I took so many pictures to try and portray the intensity of the color. It is really quite beautiful and amazing to drink something so full of flavor and nutrition.
Since my first two ferments turned out well, I decided to branch out and try making pickles!
I grabbed some grape leaves and cucumbers from a friend, and some dill from my garden and stuffed them into mason jars.
Because I was leaving the cucumber in large pieces I had to make a brine which consisted of 4 cups of water and 3 tablespoons of salt. I just added the salt so it is cloudy but it dissolved a minute or two later.
I made 2 quarts of pickles. One with dill and garlic and the other with just dill. I also added 2 grape leaves to each jar because I read that the tannins in grape leaves keep the pickles crunchy. I will let you know if it works.
Here is a close-up of the airlock. I got a little creative with this one and used a rubber band and twist tie. But it still does the job. Then I put water in the tube and covered it with a torn off piece of coffee filter to keep dust and bugs out. It is so cool to see the bubbles come up through the tube and move through while the water keeps the oxygen from getting in.

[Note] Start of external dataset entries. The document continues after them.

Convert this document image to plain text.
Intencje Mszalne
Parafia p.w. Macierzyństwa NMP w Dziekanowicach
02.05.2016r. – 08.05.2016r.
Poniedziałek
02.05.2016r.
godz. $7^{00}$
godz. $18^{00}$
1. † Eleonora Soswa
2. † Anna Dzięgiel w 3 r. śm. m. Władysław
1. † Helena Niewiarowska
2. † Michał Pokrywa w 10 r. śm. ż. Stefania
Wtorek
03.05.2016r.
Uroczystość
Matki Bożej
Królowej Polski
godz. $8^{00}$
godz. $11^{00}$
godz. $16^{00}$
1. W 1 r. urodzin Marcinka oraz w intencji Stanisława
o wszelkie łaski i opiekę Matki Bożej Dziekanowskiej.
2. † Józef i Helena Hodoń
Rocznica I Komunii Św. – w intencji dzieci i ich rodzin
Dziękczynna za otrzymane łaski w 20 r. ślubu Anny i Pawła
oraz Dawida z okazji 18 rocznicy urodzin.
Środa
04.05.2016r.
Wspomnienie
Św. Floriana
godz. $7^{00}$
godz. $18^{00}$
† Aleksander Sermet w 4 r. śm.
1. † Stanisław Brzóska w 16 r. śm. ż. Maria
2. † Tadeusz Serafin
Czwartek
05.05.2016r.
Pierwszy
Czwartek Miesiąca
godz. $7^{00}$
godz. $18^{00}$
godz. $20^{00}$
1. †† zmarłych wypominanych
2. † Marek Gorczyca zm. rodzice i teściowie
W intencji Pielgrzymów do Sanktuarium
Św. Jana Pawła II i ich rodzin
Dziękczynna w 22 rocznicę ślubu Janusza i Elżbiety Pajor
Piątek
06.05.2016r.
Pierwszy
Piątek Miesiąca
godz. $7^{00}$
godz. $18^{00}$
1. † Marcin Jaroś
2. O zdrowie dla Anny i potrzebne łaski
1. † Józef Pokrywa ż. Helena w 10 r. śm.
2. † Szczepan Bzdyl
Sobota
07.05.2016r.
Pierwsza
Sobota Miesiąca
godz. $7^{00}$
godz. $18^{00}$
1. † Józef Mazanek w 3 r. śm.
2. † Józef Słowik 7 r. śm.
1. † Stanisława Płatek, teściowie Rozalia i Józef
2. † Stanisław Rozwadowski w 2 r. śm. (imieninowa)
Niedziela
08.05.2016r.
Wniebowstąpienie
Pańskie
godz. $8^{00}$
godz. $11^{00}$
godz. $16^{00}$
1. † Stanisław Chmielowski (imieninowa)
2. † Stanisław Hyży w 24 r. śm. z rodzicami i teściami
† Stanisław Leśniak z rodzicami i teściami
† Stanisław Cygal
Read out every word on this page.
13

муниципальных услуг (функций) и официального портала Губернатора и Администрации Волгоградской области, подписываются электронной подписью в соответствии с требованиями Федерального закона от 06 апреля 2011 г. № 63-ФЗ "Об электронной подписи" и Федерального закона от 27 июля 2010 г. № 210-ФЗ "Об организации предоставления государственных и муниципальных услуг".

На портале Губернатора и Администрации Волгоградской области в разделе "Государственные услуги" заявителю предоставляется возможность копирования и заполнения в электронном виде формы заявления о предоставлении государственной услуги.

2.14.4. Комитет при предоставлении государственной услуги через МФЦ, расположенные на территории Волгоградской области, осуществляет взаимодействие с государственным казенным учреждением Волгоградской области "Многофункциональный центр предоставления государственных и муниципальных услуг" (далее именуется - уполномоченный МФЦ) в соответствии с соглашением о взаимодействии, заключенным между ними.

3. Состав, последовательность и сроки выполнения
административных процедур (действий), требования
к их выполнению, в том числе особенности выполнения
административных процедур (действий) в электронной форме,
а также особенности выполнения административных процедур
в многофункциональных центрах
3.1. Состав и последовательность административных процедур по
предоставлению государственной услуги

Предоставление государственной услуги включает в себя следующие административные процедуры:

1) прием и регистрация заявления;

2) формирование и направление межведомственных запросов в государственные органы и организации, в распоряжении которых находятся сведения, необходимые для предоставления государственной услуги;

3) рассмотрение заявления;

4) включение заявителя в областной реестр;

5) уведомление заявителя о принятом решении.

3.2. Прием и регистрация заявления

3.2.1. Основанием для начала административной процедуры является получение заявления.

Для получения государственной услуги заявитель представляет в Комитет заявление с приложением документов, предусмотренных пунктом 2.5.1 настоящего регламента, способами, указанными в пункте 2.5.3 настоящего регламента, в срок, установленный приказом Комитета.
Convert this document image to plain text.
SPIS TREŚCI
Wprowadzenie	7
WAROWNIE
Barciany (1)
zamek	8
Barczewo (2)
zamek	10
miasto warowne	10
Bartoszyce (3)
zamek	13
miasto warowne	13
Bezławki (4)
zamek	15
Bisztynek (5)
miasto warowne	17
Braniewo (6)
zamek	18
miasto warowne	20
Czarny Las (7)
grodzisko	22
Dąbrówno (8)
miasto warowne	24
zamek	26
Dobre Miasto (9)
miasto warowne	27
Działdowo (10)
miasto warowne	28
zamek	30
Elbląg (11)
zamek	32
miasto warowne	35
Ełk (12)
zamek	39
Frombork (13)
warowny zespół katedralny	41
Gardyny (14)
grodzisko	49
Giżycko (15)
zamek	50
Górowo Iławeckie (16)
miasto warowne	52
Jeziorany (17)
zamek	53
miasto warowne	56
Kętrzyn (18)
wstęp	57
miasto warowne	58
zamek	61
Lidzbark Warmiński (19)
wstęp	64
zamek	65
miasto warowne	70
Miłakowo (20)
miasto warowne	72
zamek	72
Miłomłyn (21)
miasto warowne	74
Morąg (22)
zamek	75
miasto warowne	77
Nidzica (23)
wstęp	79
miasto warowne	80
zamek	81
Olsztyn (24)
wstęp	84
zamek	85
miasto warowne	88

I also strained out the beet kvass and added in more salt water to make a second batch with the same beets. Then I started a second jar of sauerkraut with just red cabbage, salt and red pepper flakes. I wanted something a little spicier for my next batch. Also in the picture is 4 jars of medicinal tinctures and a mason jar of fresh herbal tea that I wrote about yesterday.
I hope you enjoyed learning about fermentation! Have you ever tried to ferment anything? What was your experience like?